发现grafana读取Prometheus的数据超时了,排查后发现Prometheus磁盘空间不足,导致pod crash后一直在重启。
[root@a-docker-cluster01 ~]# kubectl -n monitoring get po -o wide
NAME READY STATUS RESTARTS AGE IP NODE
......
prometheus-wrinkled-gibbon-prometheus-prometheus-0 2/3 CrashLoopBackOff 108 132d 10.233.71.69 a-docker-cluster02
[root@a-docker-cluster01 ~]# kubectl -n monitoring logs prometheus-wrinkled-gibbon-prometheus-prometheus-0 prometheus
......
level=info ts=2018-12-23T13:28:30.866076641Z caller=main.go:608 msg="Notifier manager stopped"
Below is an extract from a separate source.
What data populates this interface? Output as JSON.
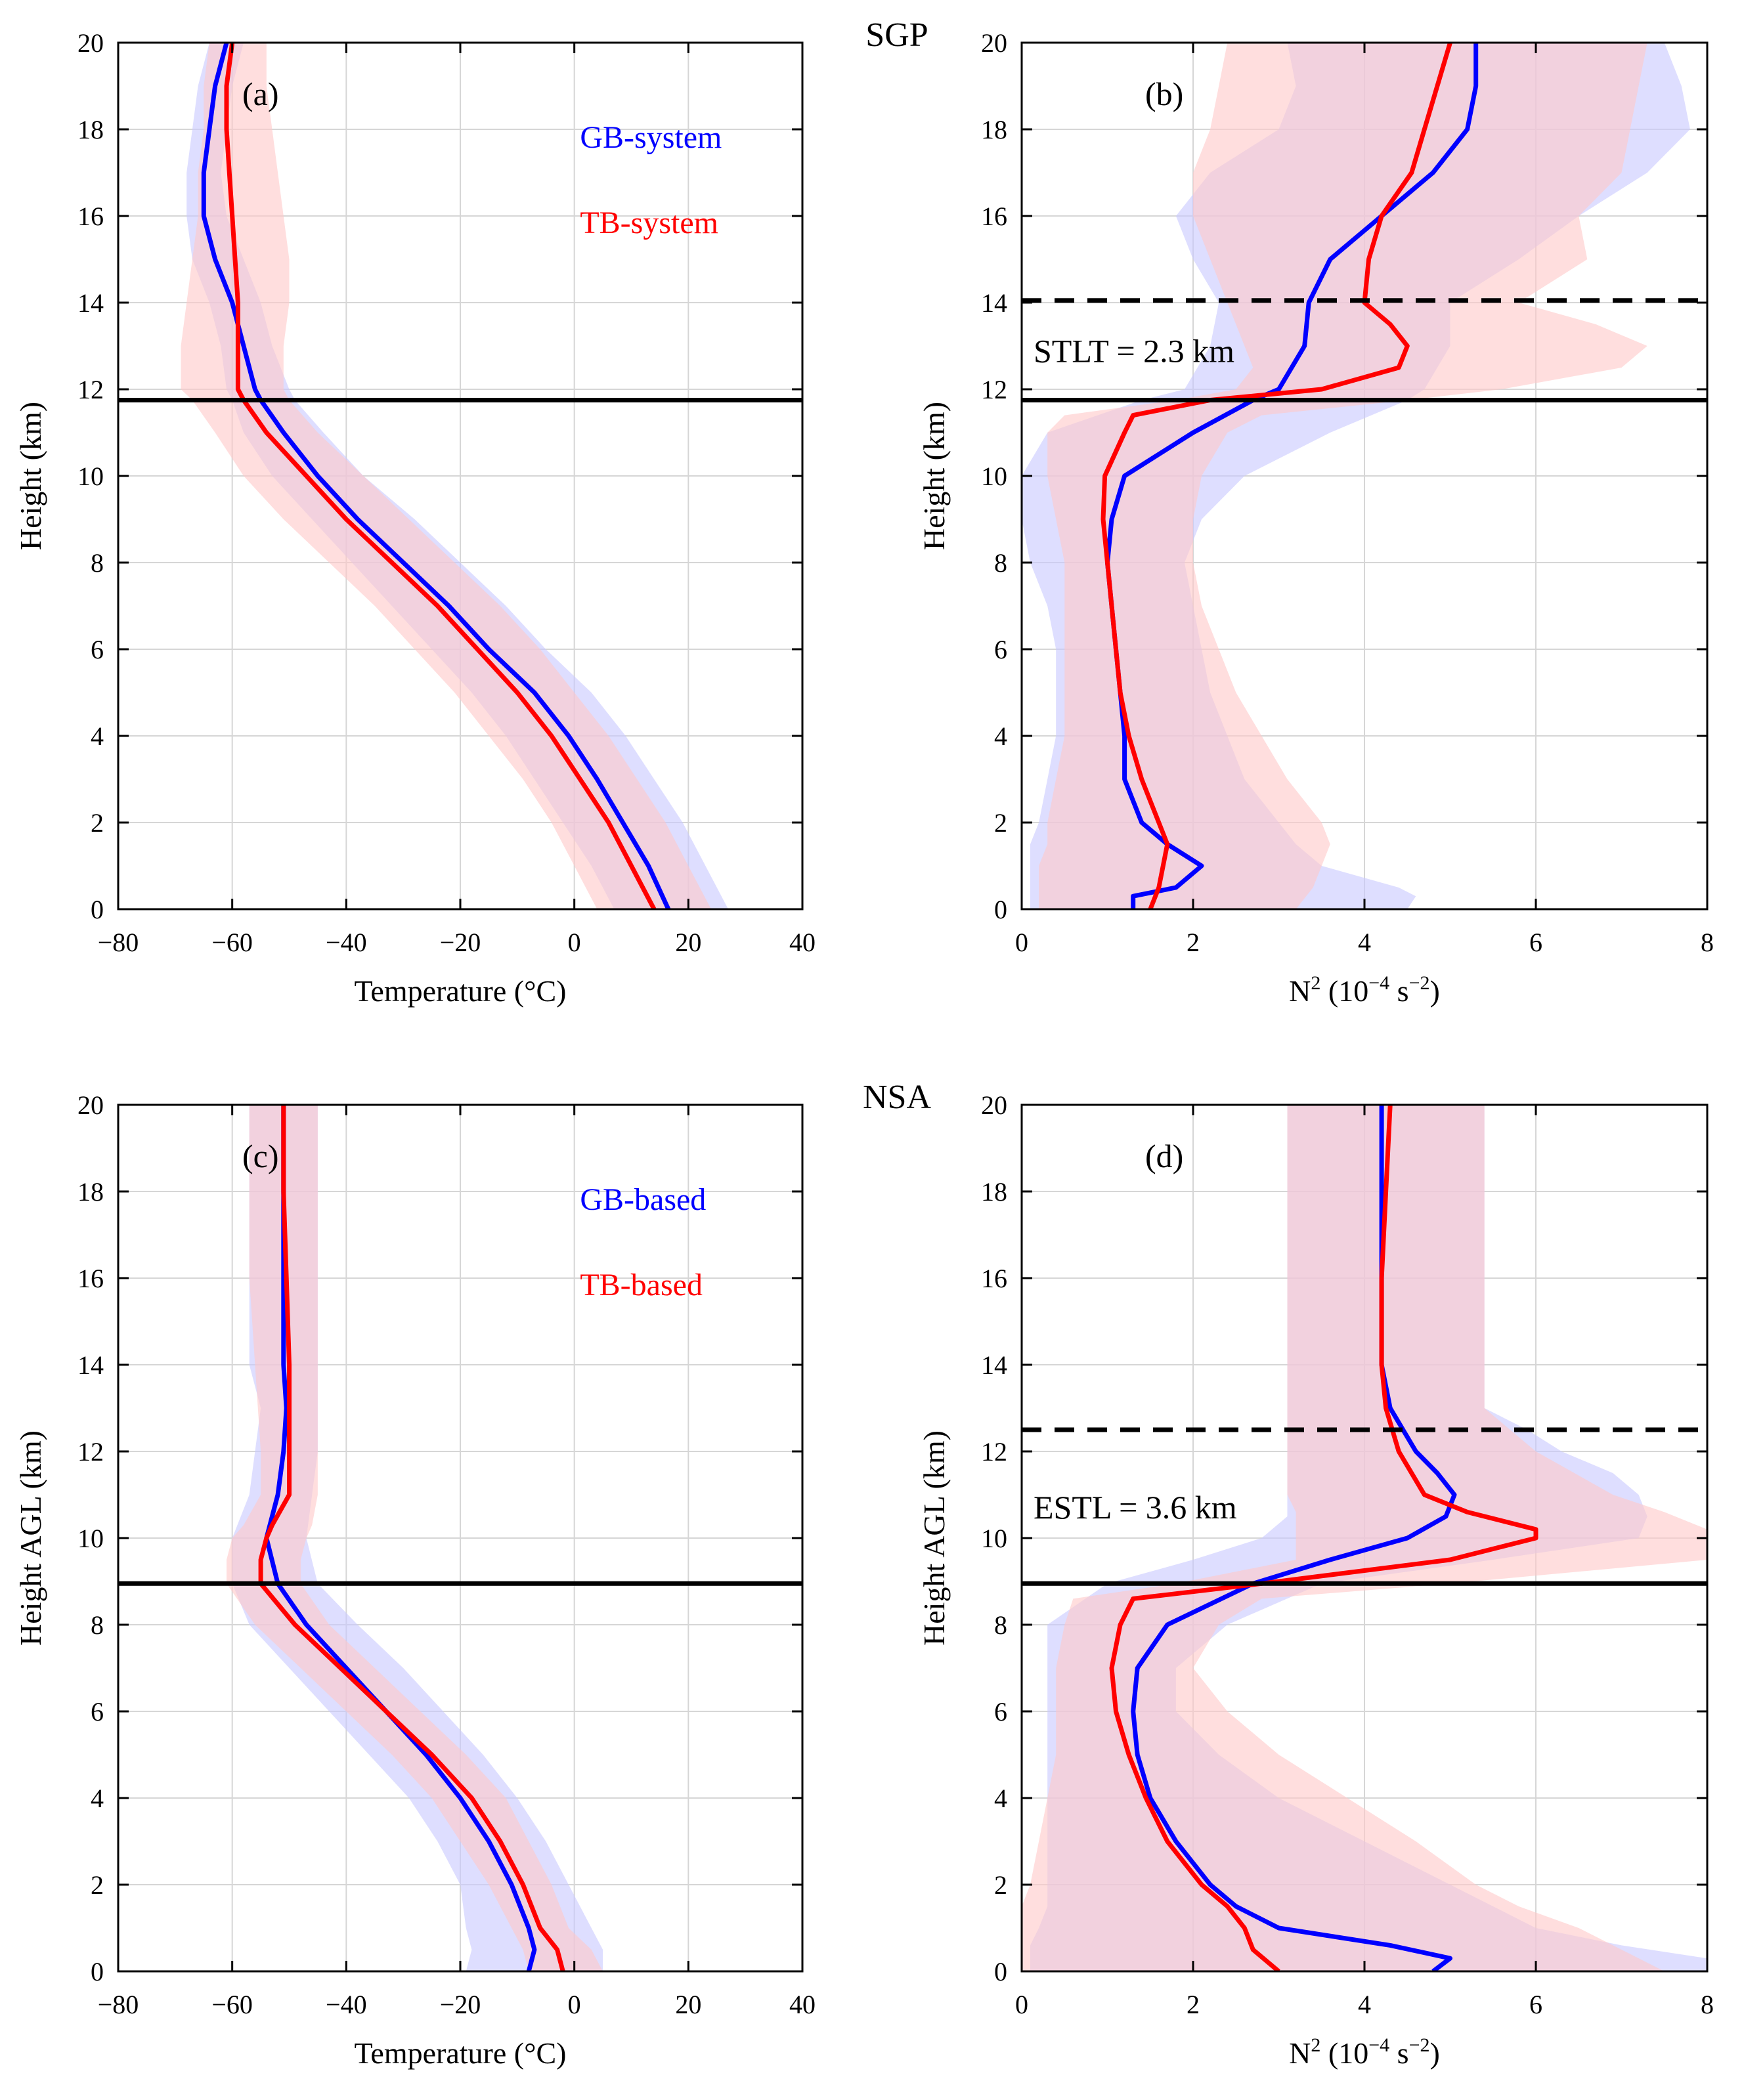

level=error ts=2018-12-23T13:28:30.866158699Z caller=main.go:617 err="opening storage failed: zero-pad torn page: write /prometheus/wal/00000138: no space left on device"
看到这里只申请5G的存储空间,前面运行一直没问题,但是这周加了好几个监控指标,大量的抓取数据导致爆盘了。
只能怪当初没事先做好容量规划,欠的债始终是要还的。我们来看看能否动态扩容呢?我们来看看之前ceph rbd的定义。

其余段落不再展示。